Vous le savez, j’ai été militant de l’UDF et j’ai participé aux campagnes présidentielles et législatives dans la Vienne. Deux engagements dont je suis très fier et que je ne renie pas. Pourtant, vous le savez aussi, j’ai choisi de ne pas suivre notre béarnais dans sa solitaire aventure modémienne.
Même s’il m’est arrivé d’être légèrement critique à l’encontre de ce parti orange et malgré une colère personnelle et sourde envers son président, il s’agissait surtout de remettre à sa juste et basse place l’équipe qui le représente localement.
Mais lorsqu’assistant à un congrès sur Paris, j’ai vu que F. BAYROU faisait parti du casting des intervenants, j’étais plutôt content et j’espérais qu’il saisisse l’occasion de cette tribune pour se relancer, pour repartir, pour redevenir celui qui m’a fait prendre ma carte à un parti politique…
Que n’avais-je osé espérer ?
Plus il progressait dans son intervention, plus je m’enfonçais sur mon siège.
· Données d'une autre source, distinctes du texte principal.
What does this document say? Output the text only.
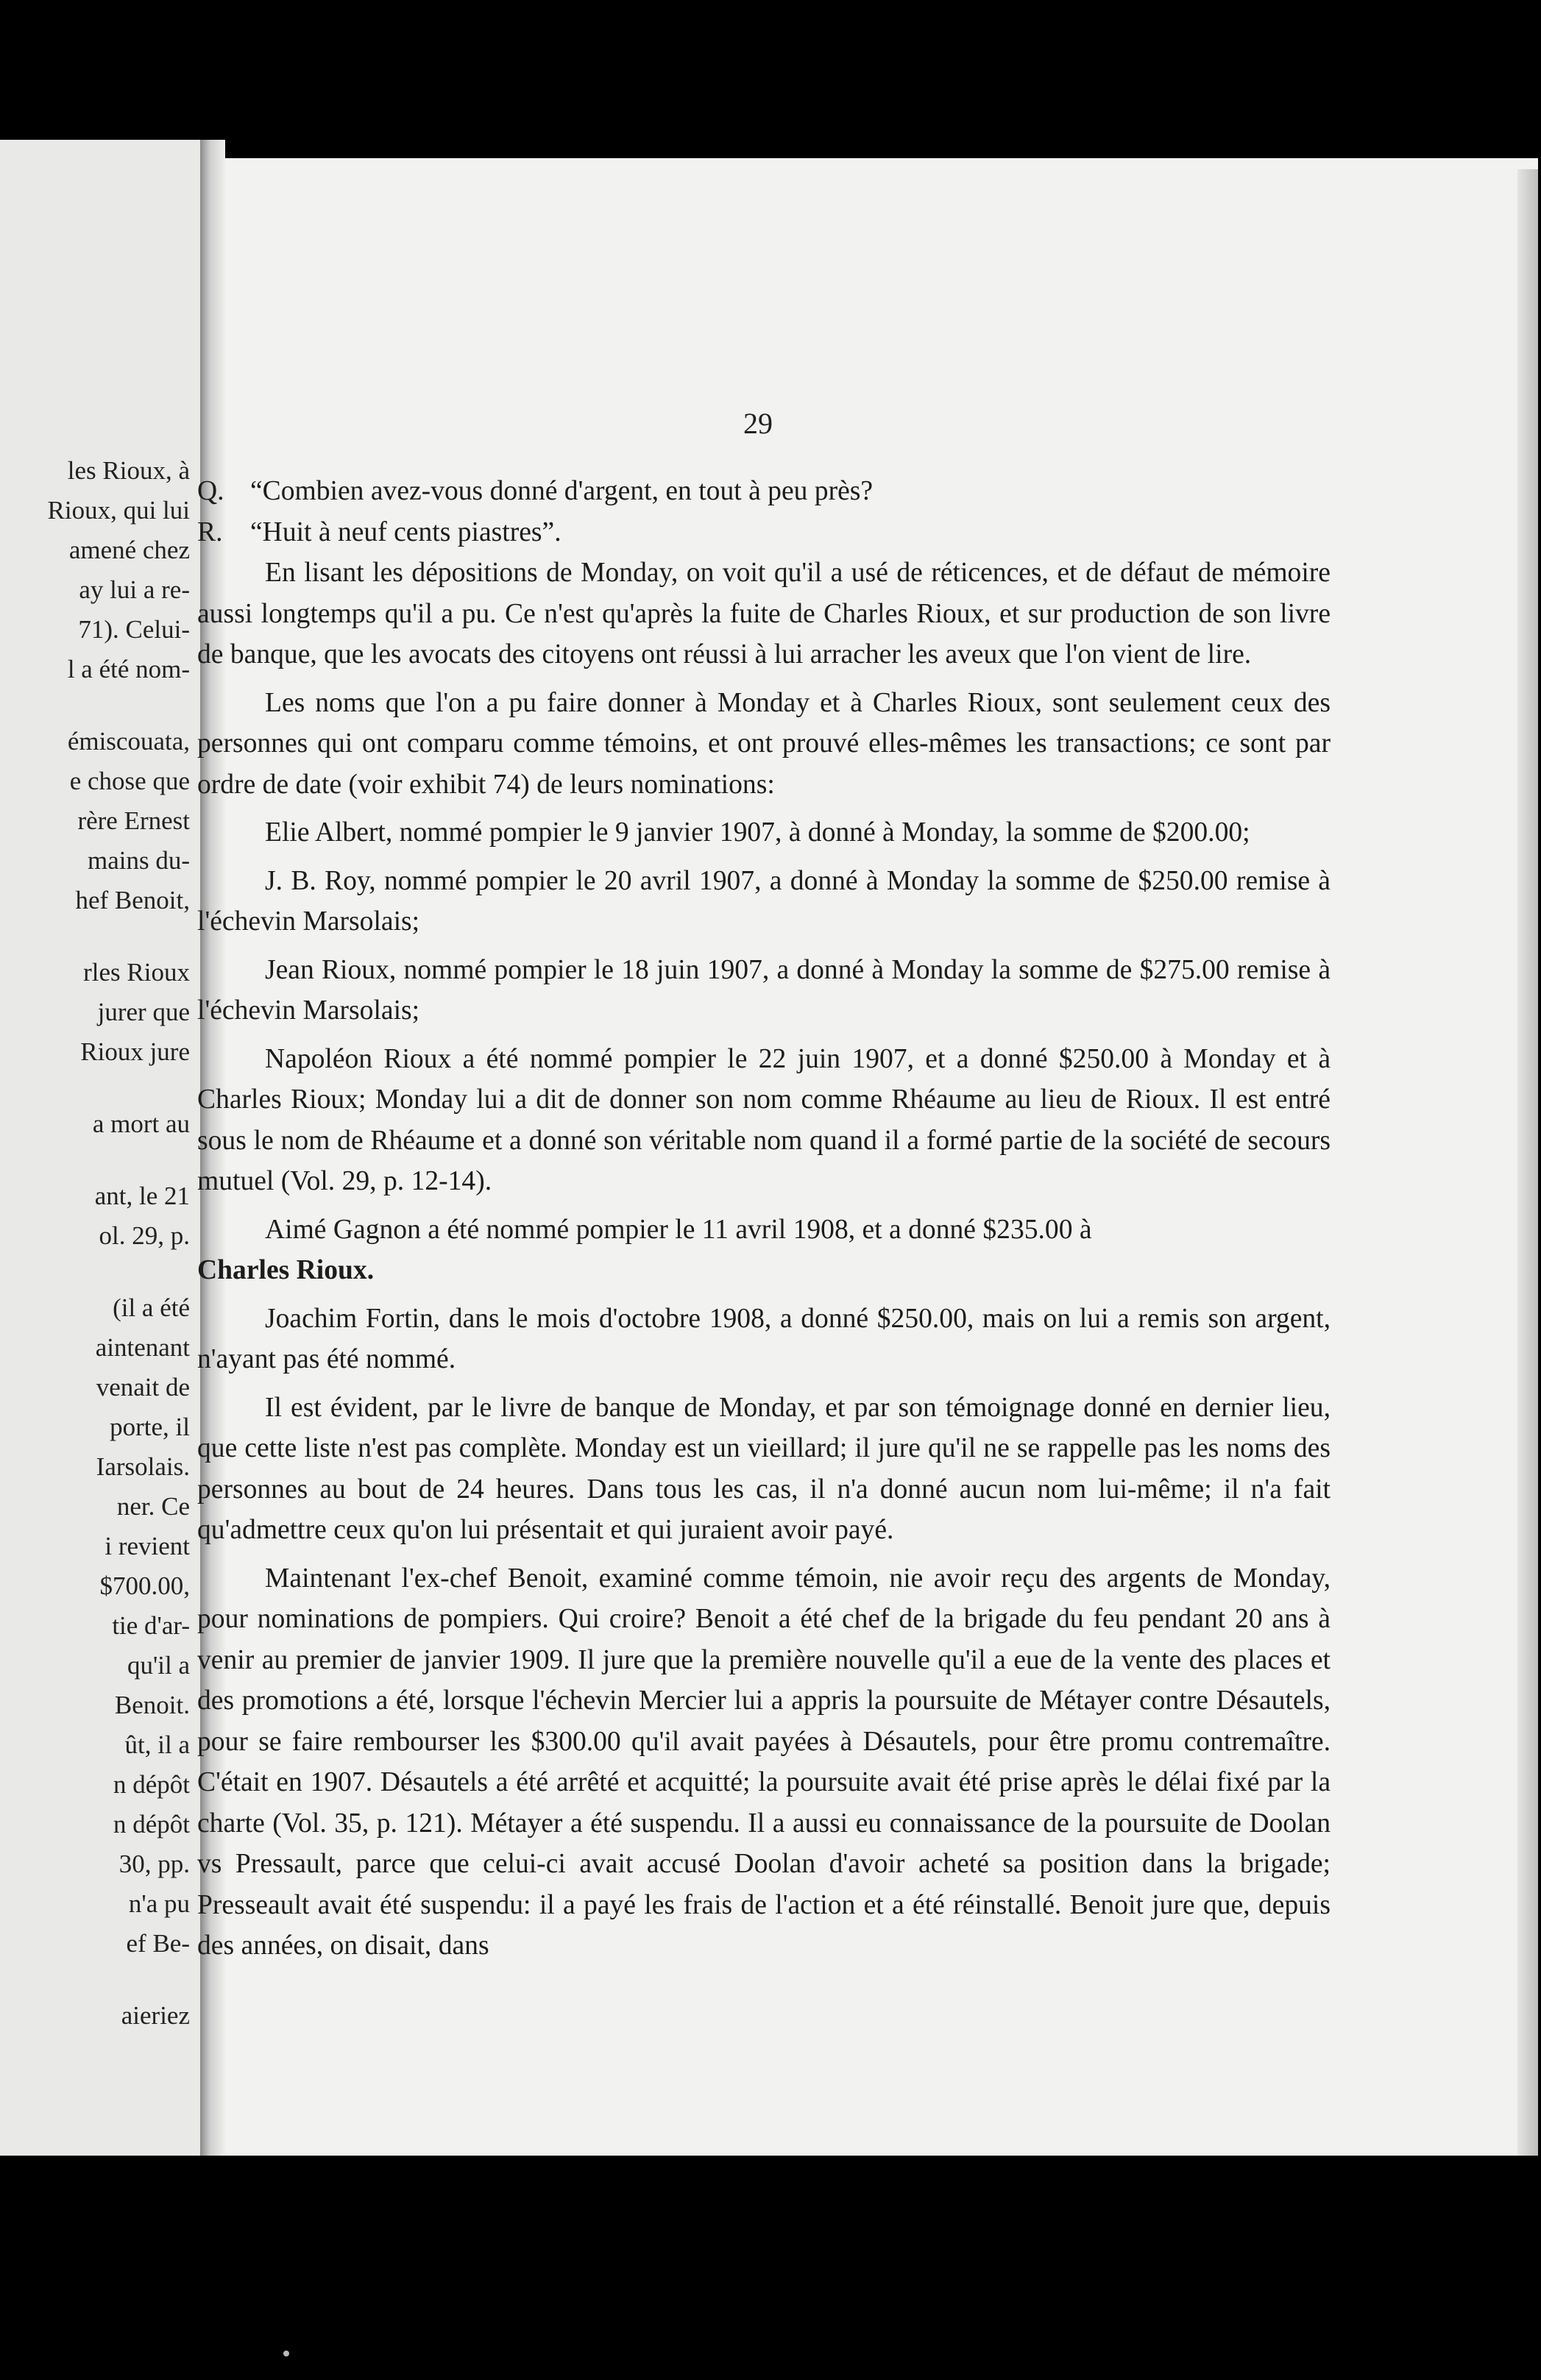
les Rioux, à
Rioux, qui lui
amené chez
ay lui a re-
71). Celui-
l a été nom-
émiscouata,
e chose que
rère Ernest
mains du-
hef Benoit,
rles Rioux
jurer que
Rioux jure
a mort au
ant, le 21
ol. 29, p.
(il a été
aintenant
venait de
porte, il
Iarsolais.
ner. Ce
i revient
$700.00,
tie d'ar-
qu'il a
Benoit.
ût, il a
n dépôt
n dépôt
30, pp.
n'a pu
ef Be-
aieriez
29

Q. “Combien avez-vous donné d'argent, en tout à peu près?

R. “Huit à neuf cents piastres”.

En lisant les dépositions de Monday, on voit qu'il a usé de réticences, et de défaut de mémoire aussi longtemps qu'il a pu. Ce n'est qu'après la fuite de Charles Rioux, et sur production de son livre de banque, que les avocats des citoyens ont réussi à lui arracher les aveux que l'on vient de lire.

Les noms que l'on a pu faire donner à Monday et à Charles Rioux, sont seulement ceux des personnes qui ont comparu comme témoins, et ont prouvé elles-mêmes les transactions; ce sont par ordre de date (voir exhibit 74) de leurs nominations:

Elie Albert, nommé pompier le 9 janvier 1907, à donné à Monday, la somme de $200.00;

J. B. Roy, nommé pompier le 20 avril 1907, a donné à Monday la somme de $250.00 remise à l'échevin Marsolais;

Jean Rioux, nommé pompier le 18 juin 1907, a donné à Monday la somme de $275.00 remise à l'échevin Marsolais;

Napoléon Rioux a été nommé pompier le 22 juin 1907, et a donné $250.00 à Monday et à Charles Rioux; Monday lui a dit de donner son nom comme Rhéaume au lieu de Rioux. Il est entré sous le nom de Rhéaume et a donné son véritable nom quand il a formé partie de la société de secours mutuel (Vol. 29, p. 12-14).

Aimé Gagnon a été nommé pompier le 11 avril 1908, et a donné $235.00 à
Charles Rioux.

Joachim Fortin, dans le mois d'octobre 1908, a donné $250.00, mais on lui a remis son argent, n'ayant pas été nommé.

Il est évident, par le livre de banque de Monday, et par son témoignage donné en dernier lieu, que cette liste n'est pas complète. Monday est un vieillard; il jure qu'il ne se rappelle pas les noms des personnes au bout de 24 heures. Dans tous les cas, il n'a donné aucun nom lui-même; il n'a fait qu'admettre ceux qu'on lui présentait et qui juraient avoir payé.

Maintenant l'ex-chef Benoit, examiné comme témoin, nie avoir reçu des argents de Monday, pour nominations de pompiers. Qui croire? Benoit a été chef de la brigade du feu pendant 20 ans à venir au premier de janvier 1909. Il jure que la première nouvelle qu'il a eue de la vente des places et des promotions a été, lorsque l'échevin Mercier lui a appris la poursuite de Métayer contre Désautels, pour se faire rembourser les $300.00 qu'il avait payées à Désautels, pour être promu contremaître. C'était en 1907. Désautels a été arrêté et acquitté; la poursuite avait été prise après le délai fixé par la charte (Vol. 35, p. 121). Métayer a été suspendu. Il a aussi eu connaissance de la poursuite de Doolan vs Pressault, parce que celui-ci avait accusé Doolan d'avoir acheté sa position dans la brigade; Presseault avait été suspendu: il a payé les frais de l'action et a été réinstallé. Benoit jure que, depuis des années, on disait, dans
Plus la déception et la honte d’avoir espérer quoi que ce soit de lui me giflaient. Et soudain, j’ai identifié le problème du béarnais :
Avant, il était optimiste. Avant, il ne craignait pas l’avenir.
Aujourd’hui, il a peur. Tout le monde a peur, j’ai peur. Mais, pour autant, je n’ai pas perdu l’Espoir.
François BAYROU est devenu pessimiste. De là viennent tous ces problèmes. De là vient son incapacité à tenir des propos constructifs. De là viennent son opposition, ses critiques permanentes et continuelles.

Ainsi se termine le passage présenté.